985-1335: Under the rule of the Piast dynasty, first Polish and then more and more tending towards the Holy Roman Empire of German Nation
- 985: Duke Mieszko I. from the Piast family conquers Silesia with Wrocław and integrates it in the kingdom of Poland.
- 1000: For the first time, Wrocław is mentioned under the name of Vratislavia, in a Papal bulla. The diocese of Wrocław is one of the three newly founded Polish bishoprics. It is located, where two trade routes intersect. (In 2000, Wrocław will celebrate its 1000 years anniversary).
- 1241: The Mongolians (or Tartars) destroy Wrocław and retreat due to successor fights in Mongolia. Wrocław is rebuilt again.
- Late 13th century: Various branches of the Piast families reign their own duchies, one of them being Silesia. Poland is now a community of duchies with one duke being elected as the leader. The dukes of Silesia balance their politics between Poland and the Holy Roman Empire of German Nation. They invite Germans to settle. Soon the German colonists are a majority in Wrocław. In 1261, Wrocław takes over the town law of Magdeburg.
- 1335: The last member of the Silesian Piast family branch dies. The last Piast king of Poland, Cazimir III the Great, declares to abstain from Silesia; he prefers to focus on expanding the kingdom of Poland to the east.
1335-1526: Under Bohemian rule as part of the Holy Roman Empire of the German Nation
- 1335, after the renunciation of the Polish king, Silesia and Wrocław are part of the Bohemian kingdom and hence part of the Holy Roman Empire of German Nation. Wrocław flourishes as a trade and handcraft centre.
- 1523 Silesia and Wrocław join the reformation, the leader is Johann Hess.
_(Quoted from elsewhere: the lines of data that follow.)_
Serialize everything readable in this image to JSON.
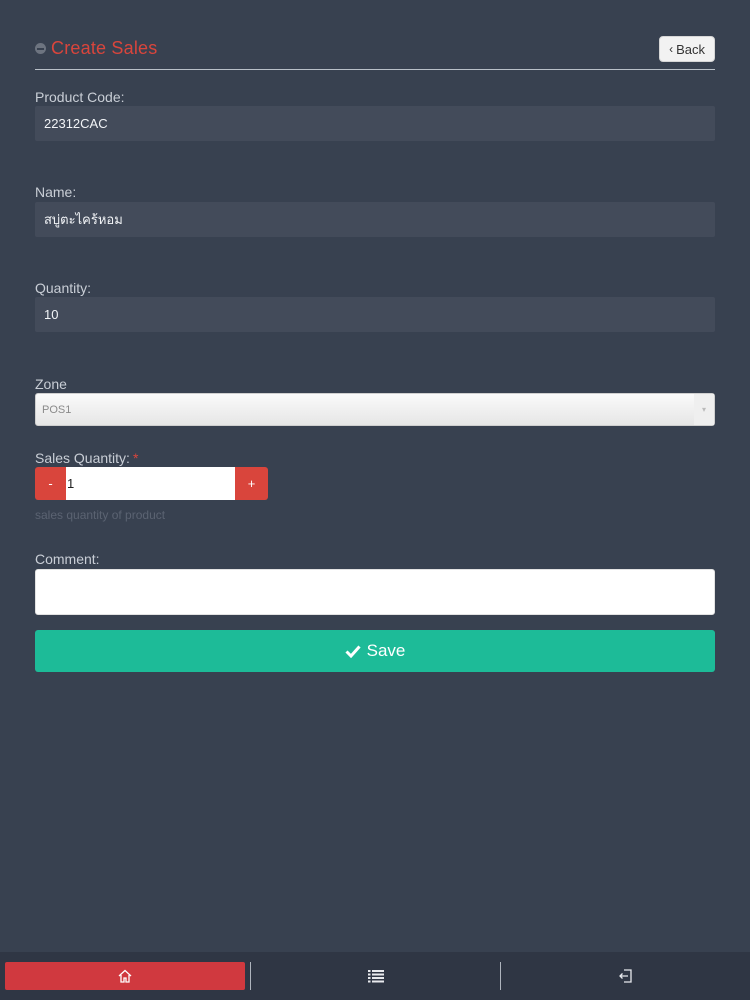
{
  "header": {
    "title": "Create Sales",
    "back_label": "Back"
  },
  "form": {
    "product_code": {
      "label": "Product Code:",
      "value": "22312CAC"
    },
    "name": {
      "label": "Name:",
      "value": "สบู่ตะไคร้หอม"
    },
    "quantity": {
      "label": "Quantity:",
      "value": "10"
    },
    "zone": {
      "label": "Zone",
      "selected": "POS1"
    },
    "sales_quantity": {
      "label": "Sales Quantity:",
      "required_mark": "*",
      "value": "1",
      "minus_label": "-",
      "plus_label": "+",
      "help": "sales quantity of product"
    },
    "comment": {
      "label": "Comment:",
      "value": ""
    },
    "save_label": "Save"
  },
  "footer": {
    "items": [
      {
        "icon": "home-icon"
      },
      {
        "icon": "list-icon"
      },
      {
        "icon": "logout-icon"
      }
    ]
  },
  "colors": {
    "background": "#384150",
    "accent_red": "#d9453c",
    "save_green": "#1dbb98",
    "footer_bg": "#2f3644"
  }
}
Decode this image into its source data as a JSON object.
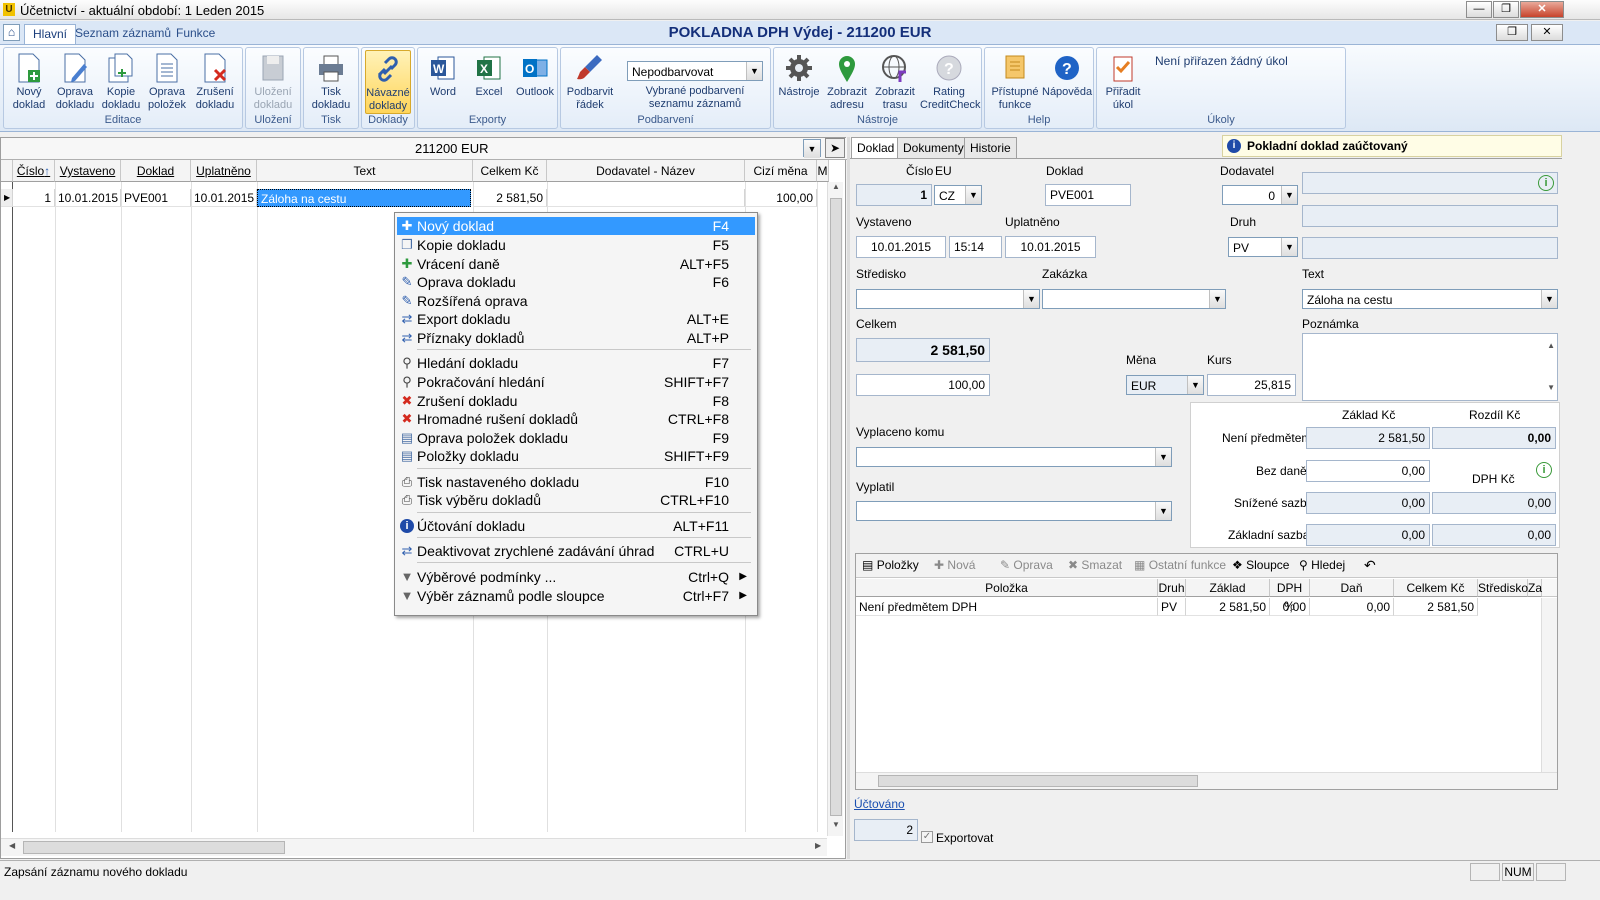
{
  "window": {
    "title": "Účetnictví - aktuální období: 1 Leden 2015",
    "app_icon": "U"
  },
  "ribbon_tabs": [
    "Hlavní",
    "Seznam záznamů",
    "Funkce"
  ],
  "document_title": "POKLADNA DPH Výdej - 211200   EUR",
  "ribbon": {
    "groups": [
      {
        "caption": "Editace",
        "buttons": [
          "Nový doklad",
          "Oprava dokladu",
          "Kopie dokladu",
          "Oprava položek",
          "Zrušení dokladu"
        ]
      },
      {
        "caption": "Uložení",
        "buttons": [
          "Uložení dokladu"
        ]
      },
      {
        "caption": "Tisk",
        "buttons": [
          "Tisk dokladu"
        ]
      },
      {
        "caption": "Doklady",
        "buttons": [
          "Návazné doklady"
        ]
      },
      {
        "caption": "Exporty",
        "buttons": [
          "Word",
          "Excel",
          "Outlook"
        ]
      },
      {
        "caption": "Podbarvení",
        "buttons": [
          "Podbarvit řádek"
        ]
      },
      {
        "caption": "Nástroje",
        "buttons": [
          "Nástroje",
          "Zobrazit adresu",
          "Zobrazit trasu",
          "Rating CreditCheck"
        ]
      },
      {
        "caption": "Help",
        "buttons": [
          "Přístupné funkce",
          "Nápověda"
        ]
      },
      {
        "caption": "Úkoly",
        "buttons": [
          "Přiřadit úkol"
        ]
      }
    ],
    "color_select_value": "Nepodbarvovat",
    "color_select_note": "Vybrané podbarvení seznamu záznamů",
    "tasks_note": "Není přiřazen žádný úkol"
  },
  "grid": {
    "filter_value": "211200   EUR",
    "columns": [
      "Číslo",
      "Vystaveno",
      "Doklad",
      "Uplatněno",
      "Text",
      "Celkem Kč",
      "Dodavatel - Název",
      "Cizí měna",
      "M"
    ],
    "rows": [
      {
        "cislo": "1",
        "vystaveno": "10.01.2015",
        "doklad": "PVE001",
        "uplatneno": "10.01.2015",
        "text": "Záloha na cestu",
        "celkem": "2 581,50",
        "dodavatel": "",
        "cizi": "100,00"
      }
    ]
  },
  "context_menu": [
    {
      "label": "Nový doklad",
      "shortcut": "F4",
      "icon": "plus-icon"
    },
    {
      "label": "Kopie dokladu",
      "shortcut": "F5",
      "icon": "copy-icon"
    },
    {
      "label": "Vrácení daně",
      "shortcut": "ALT+F5",
      "icon": "plus-icon"
    },
    {
      "label": "Oprava dokladu",
      "shortcut": "F6",
      "icon": "pencil-icon"
    },
    {
      "label": "Rozšířená oprava",
      "shortcut": "",
      "icon": "pencil-icon"
    },
    {
      "label": "Export dokladu",
      "shortcut": "ALT+E",
      "icon": "exchange-icon"
    },
    {
      "label": "Příznaky dokladů",
      "shortcut": "ALT+P",
      "icon": "exchange-icon"
    },
    {
      "label": "Hledání dokladu",
      "shortcut": "F7",
      "icon": "magnifier-icon"
    },
    {
      "label": "Pokračování hledání",
      "shortcut": "SHIFT+F7",
      "icon": "magnifier-icon"
    },
    {
      "label": "Zrušení dokladu",
      "shortcut": "F8",
      "icon": "x-icon"
    },
    {
      "label": "Hromadné rušení dokladů",
      "shortcut": "CTRL+F8",
      "icon": "x-icon"
    },
    {
      "label": "Oprava položek dokladu",
      "shortcut": "F9",
      "icon": "list-icon"
    },
    {
      "label": "Položky dokladu",
      "shortcut": "SHIFT+F9",
      "icon": "list-icon"
    },
    {
      "label": "Tisk nastaveného dokladu",
      "shortcut": "F10",
      "icon": "printer-icon"
    },
    {
      "label": "Tisk výběru dokladů",
      "shortcut": "CTRL+F10",
      "icon": "printer-icon"
    },
    {
      "label": "Účtování dokladu",
      "shortcut": "ALT+F11",
      "icon": "info-icon"
    },
    {
      "label": "Deaktivovat  zrychlené zadávání úhrad",
      "shortcut": "CTRL+U",
      "icon": "exchange-icon"
    },
    {
      "label": "Výběrové podmínky ...",
      "shortcut": "Ctrl+Q",
      "icon": "funnel-icon"
    },
    {
      "label": "Výběr záznamů podle sloupce",
      "shortcut": "Ctrl+F7",
      "icon": "funnel-icon"
    }
  ],
  "detail": {
    "tabs": [
      "Doklad",
      "Dokumenty",
      "Historie"
    ],
    "status": "Pokladní doklad  zaúčtovaný",
    "labels": {
      "cislo": "Číslo",
      "eu": "EU",
      "doklad": "Doklad",
      "dodavatel": "Dodavatel",
      "vystaveno": "Vystaveno",
      "uplatneno": "Uplatněno",
      "druh": "Druh",
      "stredisko": "Středisko",
      "zakazka": "Zakázka",
      "text": "Text",
      "celkem": "Celkem",
      "poznamka": "Poznámka",
      "mena": "Měna",
      "kurs": "Kurs",
      "vyplaceno": "Vyplaceno komu",
      "vyplatil": "Vyplatil",
      "zaklad": "Základ Kč",
      "rozdil": "Rozdíl Kč",
      "dph": "DPH Kč",
      "neni": "Není předmětem",
      "bez": "Bez daně",
      "snizene": "Snížené sazby",
      "zakladni": "Základní sazba"
    },
    "values": {
      "cislo": "1",
      "eu": "CZ",
      "doklad": "PVE001",
      "dodavatel": "0",
      "vystaveno_date": "10.01.2015",
      "vystaveno_time": "15:14",
      "uplatneno": "10.01.2015",
      "druh": "PV",
      "text": "Záloha na cestu",
      "celkem": "2 581,50",
      "cizi": "100,00",
      "mena": "EUR",
      "kurs": "25,815",
      "neni_zaklad": "2 581,50",
      "neni_rozdil": "0,00",
      "bez_zaklad": "0,00",
      "snizene_zaklad": "0,00",
      "snizene_dph": "0,00",
      "zakladni_zaklad": "0,00",
      "zakladni_dph": "0,00"
    },
    "items_toolbar": [
      "Položky",
      "Nová",
      "Oprava",
      "Smazat",
      "Ostatní funkce",
      "Sloupce",
      "Hledej"
    ],
    "items_columns": [
      "Položka",
      "Druh",
      "Základ",
      "DPH %",
      "Daň",
      "Celkem Kč",
      "Středisko",
      "Za"
    ],
    "items_rows": [
      {
        "polozka": "Není předmětem DPH",
        "druh": "PV",
        "zaklad": "2 581,50",
        "dph": "0,00",
        "dan": "0,00",
        "celkem": "2 581,50"
      }
    ],
    "uctovano_link": "Účtováno",
    "uctovano_value": "2",
    "exportovat": "Exportovat"
  },
  "statusbar": {
    "message": "Zapsání záznamu nového dokladu",
    "num": "NUM"
  }
}
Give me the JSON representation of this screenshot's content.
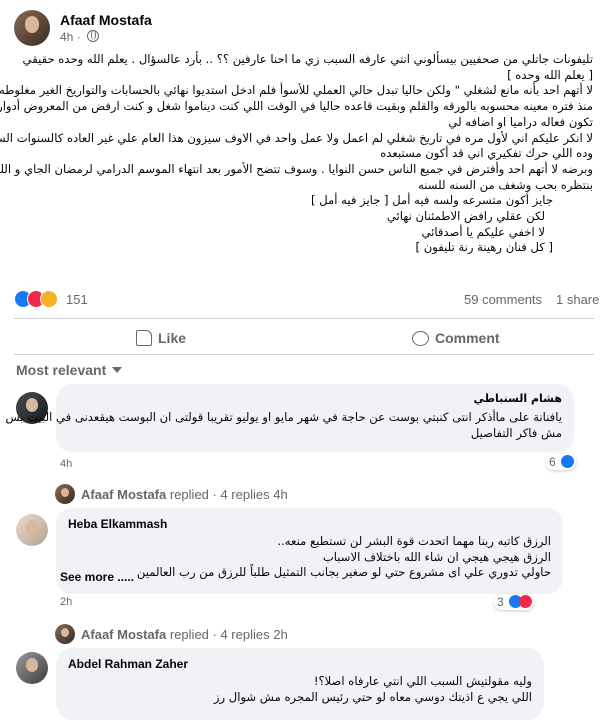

- 1526 With Ludwig II, the last member of the Bohemian-Jagellonian dynasty dies and the Habsburgians inherit Bohemia (they have married in, as usual).
1526-1741: Under Habsburgian Rule
- 1526: Having inherited Silesia, the Habsburgians fortify Wrocław to withstand modern weapons. Though Austria is catholic, Wrocław continues to be protestant.
- 1702: The Habsburgian-Austrian Emperor Leopold I founds the university of Wrocław as the Academy of the Jesuits.
- 1741: The last Bohemian king, Ludwig II, dies in the War against the Turks.
1741 – 1945: Under Prussian Rule and from 1871 part of newly founded Germany
- After the wars of Silesia, Frederic II integrates Silesia in the Prussian empire with its centralistic government. The Slavic population is under pressure (even more than under the Habsburgians).
- 1807: Napoleon conquers Silesia, tears down the Wrocław/Breslau town fortification and installs a modern town government creating the basis for its economic development towards industrialization in the 19th century; it becomes an economic and cultural centre as a well as a railway hub.
- 1871: The state university at Wrocław/Breslau is founded.
- After the First World War (1914-18) Wrocław/Breslau becomes an economic and cultural centre again, satellite settlements are built around the city centre.
- 1933: Wrocław/Breslau is part of the fascistic machinery.
- 1945: Having been spared from the war until January 1945, the city is declared the “Fortress Breslau”. The Soviet Army sieges Breslau for almost three months. The city surrenders on May 6th 1945. It is in ruins (67% of all buildings destroyed, Dumont says on p. 245) and the death toll is high).
1945 until today: Again Polish (like about 1000 years ago)
- 1945: Still in May, Poland takes over, based on the Potsdam agreement between US, UK and SU. The remaining Germans are expelled and Poles start to settle, above all from the part of Poland that was integrated into the Soviet Union (Poland was basicaly shifted to the west). The city is now called Wrocław, no longer Breslau.
- End of the 1950’s: Wrocław is an economic, scientific and cultural centre in Poland.
- Late 1970’s: In Wrocław, the Orange Alternative (Pomarańczowa Alternatywa) organizes humorous events to make fun of the communist regime (leader: Waldemar Fydrych )
- 1989: After the fall of the iron curtain, Wrocław is thriving economically and as a centre of tourism. Like other major cities in Poland such as Kraków or Warszawa.
- 2000: Wrocław celebrates its 1000 years anniversary. The circle closes. The city was Polish then (until 1335) and now belongs to Poland again.